千葉商大付vs八千代東
出し惜しみをしない剛腕
今後も追いかけていきたい逸材が、開幕戦で躍動した。
その名は千葉商大付の林雅啓(2年)である。
開幕戦で、公式戦初先発としてマウンドに上がった。
まずグラウンド上で、一人だけ体格が違う。身長はチームの中で一番大きく、180センチはあるだろう。
胸板が厚く、横幅も広い。お尻が大きく、太ももの太さが違う。全体的にがっしりしており、体格だけならば目を引く投手である。
試合前のキャッチボールで中々力強いボールを投げていた。
1回裏、マウンドに上がった林の投球練習を見てさらに驚かされた。
明らかにストレートの勢い、速さが違うのだ。140キロ前後を計測する木更津総合の黄本創星と比べてもそん色はない。それぐらいの勢いがあり、いずれは常時130キロ後半~140キロ前半をコンスタントに出していてもおかしくない馬力の持ち主だ。
威力ある速球で、八千代東打線を3回まで1安打5奪三振の快投であった。
投球フォームは福田聡志(巨人)を彷彿とさせる。
セットポジションから始動し、左足の引き上げは小さく、回しこむように引きあげて、右ひざを折り曲げ、立つ。重心を下げていきながら、着地する。腰の回転は横回転気味で、縦系の変化球を投げおろすタイプではない。内回りのテークバックを取って、強い蹴りあげと同時に鋭く腕を振り下ろす。フィニッシュまで素晴らしい腕の振りを見せるので、勢いのあるストレートを投げ込む事が出来ている。
最初から最後まで出し惜しみをしない投球が彼最大の長所であり、短所にも感じた。出し惜しみをしない投球スタイルは、裏を返せばただ相手の弱点を把握しないで、ただ思い切り投げているだけで、打ち込まれやすい側面があること。
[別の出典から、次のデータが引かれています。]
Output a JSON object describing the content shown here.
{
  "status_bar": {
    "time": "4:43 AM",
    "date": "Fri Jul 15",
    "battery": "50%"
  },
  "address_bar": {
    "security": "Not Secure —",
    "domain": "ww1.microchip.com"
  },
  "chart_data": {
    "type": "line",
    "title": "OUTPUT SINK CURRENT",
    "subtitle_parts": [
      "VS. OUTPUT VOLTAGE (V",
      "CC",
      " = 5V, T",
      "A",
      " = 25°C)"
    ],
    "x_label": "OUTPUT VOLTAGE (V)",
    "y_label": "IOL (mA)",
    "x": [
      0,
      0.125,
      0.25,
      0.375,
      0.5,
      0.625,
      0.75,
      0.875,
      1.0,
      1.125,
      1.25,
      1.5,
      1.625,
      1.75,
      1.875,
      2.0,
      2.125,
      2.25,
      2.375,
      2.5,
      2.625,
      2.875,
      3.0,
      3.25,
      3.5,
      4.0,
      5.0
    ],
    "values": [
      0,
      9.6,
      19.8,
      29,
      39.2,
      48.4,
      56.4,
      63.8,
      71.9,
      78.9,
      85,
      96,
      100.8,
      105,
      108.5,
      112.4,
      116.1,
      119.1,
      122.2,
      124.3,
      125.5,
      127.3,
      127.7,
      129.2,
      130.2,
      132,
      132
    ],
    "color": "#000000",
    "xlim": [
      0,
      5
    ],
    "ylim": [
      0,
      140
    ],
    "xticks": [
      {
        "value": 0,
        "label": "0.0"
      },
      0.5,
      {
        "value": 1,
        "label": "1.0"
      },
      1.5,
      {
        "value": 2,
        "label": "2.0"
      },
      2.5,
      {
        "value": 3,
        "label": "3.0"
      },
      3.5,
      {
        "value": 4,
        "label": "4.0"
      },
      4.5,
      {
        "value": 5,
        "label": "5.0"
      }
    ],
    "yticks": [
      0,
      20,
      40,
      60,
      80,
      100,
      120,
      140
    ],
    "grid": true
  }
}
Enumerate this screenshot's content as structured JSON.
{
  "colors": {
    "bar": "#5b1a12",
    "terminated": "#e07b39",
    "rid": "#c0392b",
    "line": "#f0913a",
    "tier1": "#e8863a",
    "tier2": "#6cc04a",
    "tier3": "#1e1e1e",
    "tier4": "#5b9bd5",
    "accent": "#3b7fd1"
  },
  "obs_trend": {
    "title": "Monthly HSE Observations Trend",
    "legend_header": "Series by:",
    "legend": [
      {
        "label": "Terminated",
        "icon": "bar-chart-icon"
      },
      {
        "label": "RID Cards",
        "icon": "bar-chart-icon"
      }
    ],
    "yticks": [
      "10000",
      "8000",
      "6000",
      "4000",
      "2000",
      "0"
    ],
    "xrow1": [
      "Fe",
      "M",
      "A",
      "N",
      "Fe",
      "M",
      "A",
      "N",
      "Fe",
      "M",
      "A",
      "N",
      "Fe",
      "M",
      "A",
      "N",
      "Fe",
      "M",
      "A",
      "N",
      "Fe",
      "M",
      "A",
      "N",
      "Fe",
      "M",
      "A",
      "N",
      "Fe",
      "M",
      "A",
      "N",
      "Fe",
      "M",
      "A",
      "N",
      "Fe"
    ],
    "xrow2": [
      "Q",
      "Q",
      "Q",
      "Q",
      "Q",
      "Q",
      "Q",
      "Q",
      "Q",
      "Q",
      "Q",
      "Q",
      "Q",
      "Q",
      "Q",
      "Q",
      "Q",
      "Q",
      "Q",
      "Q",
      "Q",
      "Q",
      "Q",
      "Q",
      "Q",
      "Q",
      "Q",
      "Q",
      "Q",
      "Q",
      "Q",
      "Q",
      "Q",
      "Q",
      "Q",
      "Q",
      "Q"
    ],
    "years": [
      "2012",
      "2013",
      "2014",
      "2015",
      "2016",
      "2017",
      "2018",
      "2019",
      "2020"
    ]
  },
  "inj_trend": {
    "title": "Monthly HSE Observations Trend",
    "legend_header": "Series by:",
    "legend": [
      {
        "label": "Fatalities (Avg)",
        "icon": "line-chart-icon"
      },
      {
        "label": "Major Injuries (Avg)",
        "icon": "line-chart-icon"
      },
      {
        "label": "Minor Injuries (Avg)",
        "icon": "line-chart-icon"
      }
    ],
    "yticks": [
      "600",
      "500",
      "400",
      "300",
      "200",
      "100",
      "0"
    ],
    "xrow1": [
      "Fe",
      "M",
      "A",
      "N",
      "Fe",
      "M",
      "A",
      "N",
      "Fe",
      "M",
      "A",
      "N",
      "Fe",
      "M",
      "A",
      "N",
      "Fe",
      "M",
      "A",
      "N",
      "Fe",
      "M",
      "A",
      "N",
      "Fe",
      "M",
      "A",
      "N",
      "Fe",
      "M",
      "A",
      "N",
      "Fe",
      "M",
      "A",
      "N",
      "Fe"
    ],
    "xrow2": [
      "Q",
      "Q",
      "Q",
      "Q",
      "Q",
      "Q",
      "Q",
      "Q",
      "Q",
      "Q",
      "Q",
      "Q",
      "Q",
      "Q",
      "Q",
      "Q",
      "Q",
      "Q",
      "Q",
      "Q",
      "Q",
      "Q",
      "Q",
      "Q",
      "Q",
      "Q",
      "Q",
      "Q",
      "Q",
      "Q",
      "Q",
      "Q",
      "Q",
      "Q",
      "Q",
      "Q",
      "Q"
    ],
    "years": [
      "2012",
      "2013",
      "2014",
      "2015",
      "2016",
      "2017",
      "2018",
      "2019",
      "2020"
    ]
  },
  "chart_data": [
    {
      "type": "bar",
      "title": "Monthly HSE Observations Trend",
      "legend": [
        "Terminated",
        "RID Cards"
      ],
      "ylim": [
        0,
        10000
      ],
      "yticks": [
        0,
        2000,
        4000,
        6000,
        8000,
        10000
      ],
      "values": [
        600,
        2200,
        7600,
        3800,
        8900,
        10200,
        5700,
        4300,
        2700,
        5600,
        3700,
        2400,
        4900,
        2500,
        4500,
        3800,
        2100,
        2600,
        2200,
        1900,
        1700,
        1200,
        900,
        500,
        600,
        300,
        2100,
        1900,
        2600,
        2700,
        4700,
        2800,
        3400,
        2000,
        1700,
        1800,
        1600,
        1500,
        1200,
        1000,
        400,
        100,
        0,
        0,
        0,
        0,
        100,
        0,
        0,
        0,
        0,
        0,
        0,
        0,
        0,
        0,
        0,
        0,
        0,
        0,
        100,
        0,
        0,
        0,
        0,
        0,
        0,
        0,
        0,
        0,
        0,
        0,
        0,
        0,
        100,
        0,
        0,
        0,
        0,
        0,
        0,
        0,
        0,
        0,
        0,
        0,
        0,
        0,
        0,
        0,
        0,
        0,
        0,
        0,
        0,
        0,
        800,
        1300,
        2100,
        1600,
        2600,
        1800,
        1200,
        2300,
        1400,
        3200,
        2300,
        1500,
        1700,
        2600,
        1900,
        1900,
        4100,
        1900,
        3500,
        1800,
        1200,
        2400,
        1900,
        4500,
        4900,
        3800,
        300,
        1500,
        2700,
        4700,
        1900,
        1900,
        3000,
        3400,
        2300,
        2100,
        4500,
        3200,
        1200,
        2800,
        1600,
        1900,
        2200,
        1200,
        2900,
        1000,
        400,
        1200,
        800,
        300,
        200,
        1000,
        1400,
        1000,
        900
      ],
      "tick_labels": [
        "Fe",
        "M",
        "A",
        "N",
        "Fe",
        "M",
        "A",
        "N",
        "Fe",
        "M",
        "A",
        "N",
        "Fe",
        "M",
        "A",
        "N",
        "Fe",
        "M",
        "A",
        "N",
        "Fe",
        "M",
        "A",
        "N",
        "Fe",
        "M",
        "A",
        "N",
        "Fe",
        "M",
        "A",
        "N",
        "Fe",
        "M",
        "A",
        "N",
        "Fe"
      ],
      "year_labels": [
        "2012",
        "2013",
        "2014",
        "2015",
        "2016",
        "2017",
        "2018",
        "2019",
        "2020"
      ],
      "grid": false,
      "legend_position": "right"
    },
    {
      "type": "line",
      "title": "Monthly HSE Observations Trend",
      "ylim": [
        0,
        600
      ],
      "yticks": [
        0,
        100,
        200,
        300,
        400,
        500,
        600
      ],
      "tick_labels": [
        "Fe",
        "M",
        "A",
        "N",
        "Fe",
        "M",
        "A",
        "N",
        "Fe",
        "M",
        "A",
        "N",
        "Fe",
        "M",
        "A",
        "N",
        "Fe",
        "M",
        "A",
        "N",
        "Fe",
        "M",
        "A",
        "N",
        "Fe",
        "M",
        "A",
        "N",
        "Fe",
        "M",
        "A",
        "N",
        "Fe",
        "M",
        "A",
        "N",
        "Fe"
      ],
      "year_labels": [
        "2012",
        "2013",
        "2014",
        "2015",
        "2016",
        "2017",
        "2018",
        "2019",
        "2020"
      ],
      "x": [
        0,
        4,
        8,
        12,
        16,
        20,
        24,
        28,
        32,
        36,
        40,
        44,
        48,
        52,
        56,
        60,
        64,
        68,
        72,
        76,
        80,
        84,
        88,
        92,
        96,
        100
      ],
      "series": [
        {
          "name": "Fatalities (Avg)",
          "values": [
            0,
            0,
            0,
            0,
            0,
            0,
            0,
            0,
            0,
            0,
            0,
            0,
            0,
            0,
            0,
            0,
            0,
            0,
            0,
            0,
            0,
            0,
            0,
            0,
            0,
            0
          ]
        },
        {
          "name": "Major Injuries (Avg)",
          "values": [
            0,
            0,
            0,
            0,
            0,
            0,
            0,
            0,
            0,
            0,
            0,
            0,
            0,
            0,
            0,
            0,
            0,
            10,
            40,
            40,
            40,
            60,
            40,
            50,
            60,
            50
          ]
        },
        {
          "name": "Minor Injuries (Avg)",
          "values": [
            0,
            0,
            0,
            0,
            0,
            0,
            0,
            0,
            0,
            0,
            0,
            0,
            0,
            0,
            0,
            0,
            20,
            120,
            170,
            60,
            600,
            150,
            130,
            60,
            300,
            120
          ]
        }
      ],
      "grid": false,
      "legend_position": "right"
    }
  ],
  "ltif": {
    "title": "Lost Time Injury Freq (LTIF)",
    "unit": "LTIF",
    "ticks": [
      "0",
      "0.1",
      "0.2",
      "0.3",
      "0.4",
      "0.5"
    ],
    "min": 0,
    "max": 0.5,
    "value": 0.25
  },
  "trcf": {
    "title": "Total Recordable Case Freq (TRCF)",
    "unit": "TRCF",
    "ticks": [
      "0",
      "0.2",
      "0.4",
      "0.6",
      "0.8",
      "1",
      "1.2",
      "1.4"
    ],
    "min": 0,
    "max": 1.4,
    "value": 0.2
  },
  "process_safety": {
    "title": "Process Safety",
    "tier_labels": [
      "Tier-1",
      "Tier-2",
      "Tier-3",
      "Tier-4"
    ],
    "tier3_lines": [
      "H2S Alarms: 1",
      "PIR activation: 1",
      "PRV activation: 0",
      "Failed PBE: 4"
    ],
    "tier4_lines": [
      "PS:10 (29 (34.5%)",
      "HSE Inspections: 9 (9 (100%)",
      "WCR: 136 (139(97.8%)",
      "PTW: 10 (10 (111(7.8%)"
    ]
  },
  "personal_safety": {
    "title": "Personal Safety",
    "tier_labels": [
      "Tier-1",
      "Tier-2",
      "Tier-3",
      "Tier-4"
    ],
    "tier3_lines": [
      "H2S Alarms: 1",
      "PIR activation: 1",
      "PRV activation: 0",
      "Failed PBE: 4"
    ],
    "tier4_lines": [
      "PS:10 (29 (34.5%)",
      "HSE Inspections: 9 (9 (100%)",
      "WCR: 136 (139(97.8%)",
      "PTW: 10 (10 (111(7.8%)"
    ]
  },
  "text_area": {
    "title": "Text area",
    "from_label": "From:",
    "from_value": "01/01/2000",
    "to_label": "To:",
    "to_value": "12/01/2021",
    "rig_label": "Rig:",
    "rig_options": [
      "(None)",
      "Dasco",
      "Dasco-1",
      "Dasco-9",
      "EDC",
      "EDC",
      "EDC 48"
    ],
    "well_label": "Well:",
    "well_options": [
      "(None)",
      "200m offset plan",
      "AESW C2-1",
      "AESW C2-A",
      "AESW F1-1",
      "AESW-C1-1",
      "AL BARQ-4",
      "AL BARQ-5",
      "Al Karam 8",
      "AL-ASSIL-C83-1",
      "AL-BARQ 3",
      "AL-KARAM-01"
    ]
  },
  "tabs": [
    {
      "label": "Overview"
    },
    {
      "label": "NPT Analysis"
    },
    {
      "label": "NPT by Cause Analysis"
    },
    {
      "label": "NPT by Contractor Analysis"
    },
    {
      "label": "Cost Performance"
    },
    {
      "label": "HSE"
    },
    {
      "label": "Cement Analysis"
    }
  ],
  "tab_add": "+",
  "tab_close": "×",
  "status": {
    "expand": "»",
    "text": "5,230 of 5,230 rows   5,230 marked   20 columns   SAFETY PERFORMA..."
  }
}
技術的側面から打ち込まれやすい課題が見られることだ。
フォームは上半身主導の動きで、左肩の開きも早く、出所が見やすく、打者目線から見ると球筋は見切りをつけやすい。目一杯投げようとする意志が見られ、始動からリリースまで力が入りすぎで、体へかかる負担が大きい。力を出し惜しみしない投球スタイルは素晴らしいのだが、目一杯投げる投手は投げることだけに精いっぱいで、相手が見えていないことが多く、嫌らしさは感じない。
変化球は球速が速く曲がりの小さいスライダーのみ。ただ目一杯投げるスタイルなので、駆け引きが上手い学校と対したら、脆さを露呈してしまうかもしれない。公式戦初先発だったので、飛ばしていった部分もあるかもしれない。今後の公式戦登板を経験していく中で、打者から嫌がれるような投球を覚えていくか注目してみたいと思う。
ピッチングだけではなく、打撃も懐が深い構えから豪快に振り抜いていき、あっという間に左中間を破る長打を放ち、長打力もあることをアピールした。
投打においてポテンシャルの高い逸材。ここ最近、機動力中心の野球に徹してきた千葉商大付では異質の雰囲気・タイプを持った選手であり、プレー中から「俺が決めてやる! 俺が抑えてみせる!」という気質が感じられ、この夏だけではなく、今後も追いかけ続けていきたいプレーヤーであった。